A: I like New Zealand a great deal as an occasional visitor, much more than I did when I was living there – which, in those pre-Internet days, felt more like an obstacle to my career than an opportunity. These days, I guess the reverse is true; a cartoonist can work via internet long-distance while enjoying a lower cost of living. Now I’m just an occasional tourist, it’s grand. There has always been a strong comics scene in New Zealand; part of its strength, I think, comes from the fact that there’s no industry as such, and no living to be made from making comics, so everybody who makes comics there is 100% committed to the medium as a medium, not as a stepping stone to a lucrative career. There are no lucrative careers to be had. So the comics that are produced have a wonderful purity about them. And the cartoonists have an overwhelming stench of poverty.

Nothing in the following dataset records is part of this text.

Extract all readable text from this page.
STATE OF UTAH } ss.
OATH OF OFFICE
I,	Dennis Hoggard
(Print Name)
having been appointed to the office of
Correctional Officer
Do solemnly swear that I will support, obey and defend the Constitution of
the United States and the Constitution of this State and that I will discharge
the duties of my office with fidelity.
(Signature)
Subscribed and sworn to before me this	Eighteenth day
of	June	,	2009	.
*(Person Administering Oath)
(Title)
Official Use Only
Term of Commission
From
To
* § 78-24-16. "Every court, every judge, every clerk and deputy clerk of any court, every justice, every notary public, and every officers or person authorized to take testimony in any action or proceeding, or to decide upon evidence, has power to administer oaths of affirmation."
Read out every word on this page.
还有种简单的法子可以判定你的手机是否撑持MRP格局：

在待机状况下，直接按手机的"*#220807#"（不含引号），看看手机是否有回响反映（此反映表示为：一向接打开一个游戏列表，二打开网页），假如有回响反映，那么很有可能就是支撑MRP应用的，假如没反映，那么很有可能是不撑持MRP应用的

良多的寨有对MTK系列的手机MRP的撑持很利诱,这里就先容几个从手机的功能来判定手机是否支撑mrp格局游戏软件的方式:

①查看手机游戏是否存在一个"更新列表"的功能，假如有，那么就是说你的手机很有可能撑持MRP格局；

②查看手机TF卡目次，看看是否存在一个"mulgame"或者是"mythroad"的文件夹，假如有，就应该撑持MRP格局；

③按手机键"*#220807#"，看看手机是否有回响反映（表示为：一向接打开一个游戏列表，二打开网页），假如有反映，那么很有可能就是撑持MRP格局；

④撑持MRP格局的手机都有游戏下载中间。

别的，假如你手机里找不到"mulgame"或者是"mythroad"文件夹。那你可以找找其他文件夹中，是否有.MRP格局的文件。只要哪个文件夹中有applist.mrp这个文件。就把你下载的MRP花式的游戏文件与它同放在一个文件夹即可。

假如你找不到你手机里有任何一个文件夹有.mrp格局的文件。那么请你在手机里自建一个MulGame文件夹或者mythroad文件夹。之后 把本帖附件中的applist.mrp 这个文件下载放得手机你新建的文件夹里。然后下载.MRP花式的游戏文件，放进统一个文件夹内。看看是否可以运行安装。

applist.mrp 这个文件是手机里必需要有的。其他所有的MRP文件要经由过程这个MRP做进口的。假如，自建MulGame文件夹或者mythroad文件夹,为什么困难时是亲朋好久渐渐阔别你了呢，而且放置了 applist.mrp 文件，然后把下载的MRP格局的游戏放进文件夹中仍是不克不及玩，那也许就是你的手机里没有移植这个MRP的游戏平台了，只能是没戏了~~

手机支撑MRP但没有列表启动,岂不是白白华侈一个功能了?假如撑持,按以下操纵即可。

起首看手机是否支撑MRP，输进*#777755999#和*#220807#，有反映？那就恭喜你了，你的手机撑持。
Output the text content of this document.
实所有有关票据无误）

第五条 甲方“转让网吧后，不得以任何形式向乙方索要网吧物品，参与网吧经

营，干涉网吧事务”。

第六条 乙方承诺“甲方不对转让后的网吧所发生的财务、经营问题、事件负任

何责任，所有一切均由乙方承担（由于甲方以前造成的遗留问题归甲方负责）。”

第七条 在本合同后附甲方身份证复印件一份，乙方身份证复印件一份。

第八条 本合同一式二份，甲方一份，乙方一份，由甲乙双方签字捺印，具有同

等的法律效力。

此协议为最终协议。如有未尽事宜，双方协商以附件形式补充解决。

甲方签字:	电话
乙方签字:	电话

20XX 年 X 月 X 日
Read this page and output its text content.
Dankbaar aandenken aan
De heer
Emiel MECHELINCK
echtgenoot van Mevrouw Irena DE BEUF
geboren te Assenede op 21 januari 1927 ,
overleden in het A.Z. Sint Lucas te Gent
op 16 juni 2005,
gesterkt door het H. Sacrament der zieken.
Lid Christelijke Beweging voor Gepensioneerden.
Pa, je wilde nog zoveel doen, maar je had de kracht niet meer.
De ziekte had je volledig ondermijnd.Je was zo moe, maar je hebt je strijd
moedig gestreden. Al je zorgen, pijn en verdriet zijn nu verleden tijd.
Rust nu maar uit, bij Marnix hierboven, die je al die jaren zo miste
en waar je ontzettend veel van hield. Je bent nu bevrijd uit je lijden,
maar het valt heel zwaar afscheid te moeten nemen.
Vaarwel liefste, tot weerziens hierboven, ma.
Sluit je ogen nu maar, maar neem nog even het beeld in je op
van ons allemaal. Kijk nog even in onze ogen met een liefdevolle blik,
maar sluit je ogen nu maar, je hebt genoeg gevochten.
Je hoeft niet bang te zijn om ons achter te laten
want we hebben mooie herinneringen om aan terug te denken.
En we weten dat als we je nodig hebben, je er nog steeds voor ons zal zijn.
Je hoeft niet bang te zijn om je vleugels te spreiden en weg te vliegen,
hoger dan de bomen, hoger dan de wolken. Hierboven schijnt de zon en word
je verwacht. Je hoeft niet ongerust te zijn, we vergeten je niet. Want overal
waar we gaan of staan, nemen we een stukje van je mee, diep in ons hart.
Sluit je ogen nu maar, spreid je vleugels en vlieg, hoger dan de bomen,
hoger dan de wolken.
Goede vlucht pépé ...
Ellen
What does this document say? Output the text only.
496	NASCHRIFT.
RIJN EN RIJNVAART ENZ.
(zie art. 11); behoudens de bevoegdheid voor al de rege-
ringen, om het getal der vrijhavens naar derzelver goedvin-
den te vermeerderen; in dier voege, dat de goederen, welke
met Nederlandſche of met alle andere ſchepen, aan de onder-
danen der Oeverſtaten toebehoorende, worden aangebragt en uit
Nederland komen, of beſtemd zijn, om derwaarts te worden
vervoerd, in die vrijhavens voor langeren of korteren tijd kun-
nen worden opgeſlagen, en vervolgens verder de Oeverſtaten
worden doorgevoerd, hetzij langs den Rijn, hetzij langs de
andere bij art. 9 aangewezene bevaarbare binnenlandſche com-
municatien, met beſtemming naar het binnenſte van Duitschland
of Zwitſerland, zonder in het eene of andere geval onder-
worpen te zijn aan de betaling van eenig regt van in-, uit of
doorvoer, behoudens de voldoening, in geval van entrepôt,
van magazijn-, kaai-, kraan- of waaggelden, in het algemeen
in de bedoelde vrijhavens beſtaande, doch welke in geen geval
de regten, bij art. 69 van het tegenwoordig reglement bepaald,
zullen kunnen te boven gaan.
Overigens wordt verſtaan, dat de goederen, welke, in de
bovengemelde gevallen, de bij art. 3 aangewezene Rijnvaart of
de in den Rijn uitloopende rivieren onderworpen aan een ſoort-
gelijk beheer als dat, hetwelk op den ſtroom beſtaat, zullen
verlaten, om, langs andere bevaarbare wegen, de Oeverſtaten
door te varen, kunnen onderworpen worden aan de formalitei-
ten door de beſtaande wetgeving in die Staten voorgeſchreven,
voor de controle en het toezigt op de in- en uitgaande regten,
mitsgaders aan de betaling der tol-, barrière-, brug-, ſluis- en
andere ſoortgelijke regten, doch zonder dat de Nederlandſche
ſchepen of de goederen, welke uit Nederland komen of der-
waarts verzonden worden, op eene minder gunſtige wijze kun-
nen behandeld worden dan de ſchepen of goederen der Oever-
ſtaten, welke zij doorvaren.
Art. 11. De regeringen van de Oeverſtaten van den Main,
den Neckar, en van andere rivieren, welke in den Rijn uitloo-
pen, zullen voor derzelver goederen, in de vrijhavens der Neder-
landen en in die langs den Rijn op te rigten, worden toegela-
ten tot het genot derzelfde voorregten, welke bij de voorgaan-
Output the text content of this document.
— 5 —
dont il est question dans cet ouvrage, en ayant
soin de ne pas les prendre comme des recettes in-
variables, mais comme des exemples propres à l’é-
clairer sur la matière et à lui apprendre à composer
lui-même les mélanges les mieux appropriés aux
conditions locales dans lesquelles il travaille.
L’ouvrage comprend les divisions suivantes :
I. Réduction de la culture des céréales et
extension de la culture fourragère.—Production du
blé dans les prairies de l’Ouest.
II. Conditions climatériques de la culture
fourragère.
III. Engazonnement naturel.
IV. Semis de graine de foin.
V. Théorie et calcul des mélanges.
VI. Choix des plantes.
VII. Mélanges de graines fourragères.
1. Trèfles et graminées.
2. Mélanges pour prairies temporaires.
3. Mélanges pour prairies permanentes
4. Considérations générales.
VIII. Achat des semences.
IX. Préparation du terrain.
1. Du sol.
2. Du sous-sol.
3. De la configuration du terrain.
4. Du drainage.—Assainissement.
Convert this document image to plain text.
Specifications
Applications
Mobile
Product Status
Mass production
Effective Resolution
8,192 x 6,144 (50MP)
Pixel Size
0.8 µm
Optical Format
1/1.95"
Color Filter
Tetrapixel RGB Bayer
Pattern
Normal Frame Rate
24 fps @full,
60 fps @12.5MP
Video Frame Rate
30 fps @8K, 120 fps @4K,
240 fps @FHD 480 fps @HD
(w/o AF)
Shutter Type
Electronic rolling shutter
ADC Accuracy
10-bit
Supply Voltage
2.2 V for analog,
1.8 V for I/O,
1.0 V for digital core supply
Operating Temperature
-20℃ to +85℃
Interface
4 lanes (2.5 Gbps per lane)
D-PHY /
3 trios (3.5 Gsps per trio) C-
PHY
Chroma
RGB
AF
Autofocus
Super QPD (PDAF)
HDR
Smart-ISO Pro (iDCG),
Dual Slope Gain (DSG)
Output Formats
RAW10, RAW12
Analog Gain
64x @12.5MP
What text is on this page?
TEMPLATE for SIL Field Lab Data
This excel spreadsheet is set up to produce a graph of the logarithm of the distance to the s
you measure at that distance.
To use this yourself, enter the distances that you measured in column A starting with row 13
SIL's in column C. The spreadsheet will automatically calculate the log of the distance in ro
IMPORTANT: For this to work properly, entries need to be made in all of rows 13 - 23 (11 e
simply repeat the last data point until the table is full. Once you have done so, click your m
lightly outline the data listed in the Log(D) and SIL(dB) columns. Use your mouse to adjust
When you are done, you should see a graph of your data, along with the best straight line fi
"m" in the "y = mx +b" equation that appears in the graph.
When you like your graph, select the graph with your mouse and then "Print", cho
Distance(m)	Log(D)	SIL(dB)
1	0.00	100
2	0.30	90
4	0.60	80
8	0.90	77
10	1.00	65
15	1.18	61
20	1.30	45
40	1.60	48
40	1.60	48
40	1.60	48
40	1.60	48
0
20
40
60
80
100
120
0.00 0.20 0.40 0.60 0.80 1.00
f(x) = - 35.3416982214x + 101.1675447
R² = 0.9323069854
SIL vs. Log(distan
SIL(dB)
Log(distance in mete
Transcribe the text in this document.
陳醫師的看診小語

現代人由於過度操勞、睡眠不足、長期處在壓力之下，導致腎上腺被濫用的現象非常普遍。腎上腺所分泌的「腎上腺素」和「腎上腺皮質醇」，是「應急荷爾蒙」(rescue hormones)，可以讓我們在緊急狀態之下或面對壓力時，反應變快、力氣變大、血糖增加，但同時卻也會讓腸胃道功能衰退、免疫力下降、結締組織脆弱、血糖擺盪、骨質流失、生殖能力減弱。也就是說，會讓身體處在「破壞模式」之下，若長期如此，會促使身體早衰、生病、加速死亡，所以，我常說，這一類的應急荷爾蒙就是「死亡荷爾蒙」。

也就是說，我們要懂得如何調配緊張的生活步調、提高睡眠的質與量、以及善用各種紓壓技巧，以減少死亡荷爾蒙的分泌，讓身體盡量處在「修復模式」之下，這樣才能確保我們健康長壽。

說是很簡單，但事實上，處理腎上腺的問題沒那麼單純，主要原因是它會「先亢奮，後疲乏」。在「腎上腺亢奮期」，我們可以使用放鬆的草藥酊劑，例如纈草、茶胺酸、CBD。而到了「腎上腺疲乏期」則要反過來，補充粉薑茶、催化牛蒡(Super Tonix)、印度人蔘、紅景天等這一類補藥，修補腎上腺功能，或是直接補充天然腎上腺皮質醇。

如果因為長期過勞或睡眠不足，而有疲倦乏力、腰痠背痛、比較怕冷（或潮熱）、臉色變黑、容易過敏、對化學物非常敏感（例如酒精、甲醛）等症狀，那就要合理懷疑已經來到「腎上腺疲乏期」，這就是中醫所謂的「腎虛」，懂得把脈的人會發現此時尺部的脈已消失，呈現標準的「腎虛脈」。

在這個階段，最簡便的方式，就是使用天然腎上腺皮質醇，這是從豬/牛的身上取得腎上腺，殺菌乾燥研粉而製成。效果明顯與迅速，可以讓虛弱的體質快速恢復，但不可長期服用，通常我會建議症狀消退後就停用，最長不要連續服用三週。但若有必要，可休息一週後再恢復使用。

Q: When you aren’t busy illustrating comicbooks, what do you do for kicks?
A: I’m a comedy nerd, I like to get out to the odd stand-up show. I’m hoping to catch Daniel Kitson later this month; I keep hearing he’s the best comedian in Britain, but he doesn’t do telly or release DVDs, so you can only experience him live (or listen to the audio clips he occasionally puts up on his website). I read a lot. I picked up a couple of John Steinbeck books recently that I haven’t already read, so they’re next in the pile. My wife and I try to see a film once a month or so that doesn’t have a talking animal in it (with kids, that becomes your cinema landscape after a while and it can become a bit stultifying). I love old comedies from Hollywood’s golden age – I’m a huge Keaton and Fields and Marx Brothers fan, and anything with Cary Grant in it or directed by Preston Sturges or Ernst Lubitsch gets quite a bit of play around our house.
Q: Settle a bet for us? Who is the cutest blonde in Marvel Comics?
A: Oh, definitely Warren Worthington III.
Q: A stranger hands you $17,000.00 in cash, and the walk away, never to be seen again. What do you do with all that money?
A: I stop ghost-writing corporate properties for dead men and commit myself to my own creations 100% (until the money runs out).
Q: What was the single most exciting thing to happen in the comicbook industry in 2011?
A: I’m kind of disengaged from the comic industry, so a lot of what happens passes me by – you get your head down producing your work, and the rest of the industry whizzes around your ears and over your head without you really noticing. As a reader, I think the single thing I was most excited to see was Fantagraphics’ new Carl Barks books. That material should never be out of print and should always be available cheaply to children. Barks is our Hergé. He’s hugely significant, and significantly great. He deserves to be read.
Q: Hamburger or hot dog?
A: I’m a vegetarian. You can keep your processed pig clippings, sir!
Q: What’s next for Roger Langridge fans in 2012?
A: In addition to more Snarked!, I’m writing a new Popeye series from IDW. And I’m sure there’ll be other stuff as well (he said mysteriously).